Objective: We evaluated the association of intake of dietary vitamins C and E (including supplementation) and the most-common carotenoids (α-carotene, β-carotene, lutein plus zeaxanthin, lycopene, and β-cryptoxanthin) and risk of HNC and HNC subtypes in a large prospective study.

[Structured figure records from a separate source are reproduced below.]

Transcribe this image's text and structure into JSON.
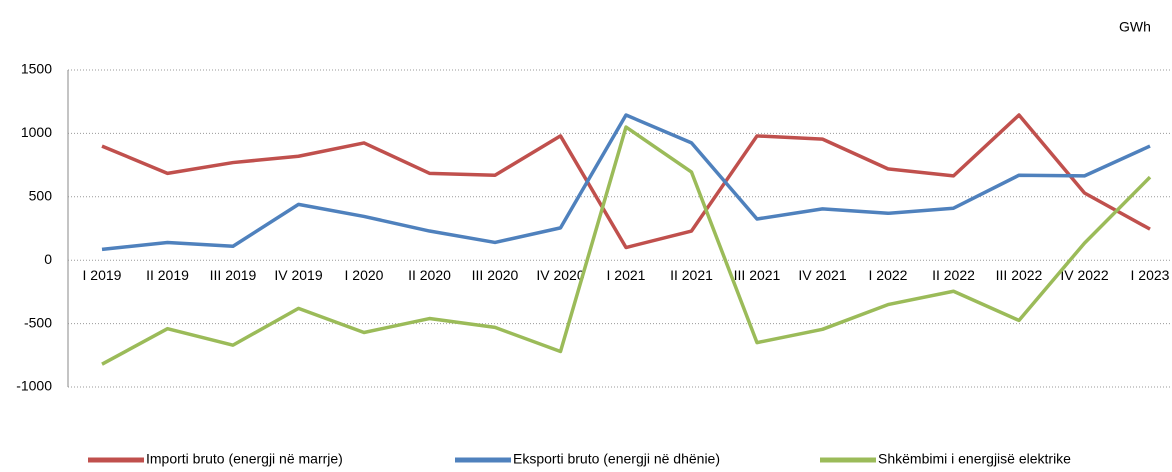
{
  "chart_data": {
    "type": "line",
    "unit": "GWh",
    "categories": [
      "I 2019",
      "II 2019",
      "III 2019",
      "IV 2019",
      "I 2020",
      "II 2020",
      "III 2020",
      "IV 2020",
      "I 2021",
      "II 2021",
      "III 2021",
      "IV 2021",
      "I 2022",
      "II 2022",
      "III 2022",
      "IV 2022",
      "I 2023"
    ],
    "series": [
      {
        "name": "Importi bruto (energji në marrje)",
        "color": "#c0504d",
        "values": [
          900,
          685,
          770,
          820,
          925,
          685,
          670,
          980,
          100,
          230,
          980,
          955,
          720,
          665,
          1145,
          530,
          245
        ]
      },
      {
        "name": "Eksporti bruto (energji në dhënie)",
        "color": "#4f81bd",
        "values": [
          85,
          140,
          110,
          440,
          345,
          230,
          140,
          255,
          1145,
          925,
          325,
          405,
          370,
          410,
          670,
          665,
          900
        ]
      },
      {
        "name": "Shkëmbimi i energjisë elektrike",
        "color": "#9bbb59",
        "values": [
          -820,
          -540,
          -670,
          -380,
          -570,
          -460,
          -530,
          -720,
          1050,
          695,
          -650,
          -545,
          -350,
          -245,
          -475,
          135,
          655
        ]
      }
    ],
    "ylim": [
      -1000,
      1500
    ],
    "yticks": [
      -1000,
      -500,
      0,
      500,
      1000,
      1500
    ],
    "grid": true,
    "legend": "bottom"
  }
}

Design: The Netherlands Cohort Study included 120,852 participants. For efficiency reasons, a case-cohort design was used. At baseline in 1986, participants completed a food-frequency questionnaire. A subcohort was randomly selected from the total cohort. After 20.3 y of follow-up, 3898 subcohort members and 415 HNC cases [131 oral cavity cancer (OCCs), 88 oro-/hypopharyngeal cancer (OHPs), and 193 laryngeal cancer cases] were available for analysis. Rate ratios and 95% CIs for highest (quartile 4) compared with lowest (quartile 1) quartiles of vitamin and carotenoid intake were estimated by using the Cox proportional hazards model.
Results: A strong inverse association was shown between vitamin C and HNC overall (multivariable-adjusted rate ratio for quartile 4 compared with quartile 1: 0.39; 95% CI: 0.23, 0.66; P-trend < 0.001), OCC (multivariable-adjusted rate ratio for quartile 4 compared with quartile 1: 0.35; 95% CI: 0.16, 0.77; P-trend < 0.05), and OHPC (multivariable-adjusted rate ratio for quartile 4 compared with quartile 1: 0.29; 95% CI: 0.12, 0.67; P-trend < 0.01). No statistically significant results were shown for vitamin E, α-carotene, β-carotene, lycopene, and lutein plus zeaxanthin. The association of vitamin E and HNC was modified by alcohol status (P-interaction = 0.003) with lower risks in alcohol abstainers.
Conclusions: With this study, we show an inverse association between intake of vitamin C and the incidence of HNC and HNC-subtypes. Future research is recommended to investigate the underlying mechanisms and to confirm our results, which may be promising for the prevention of HNC.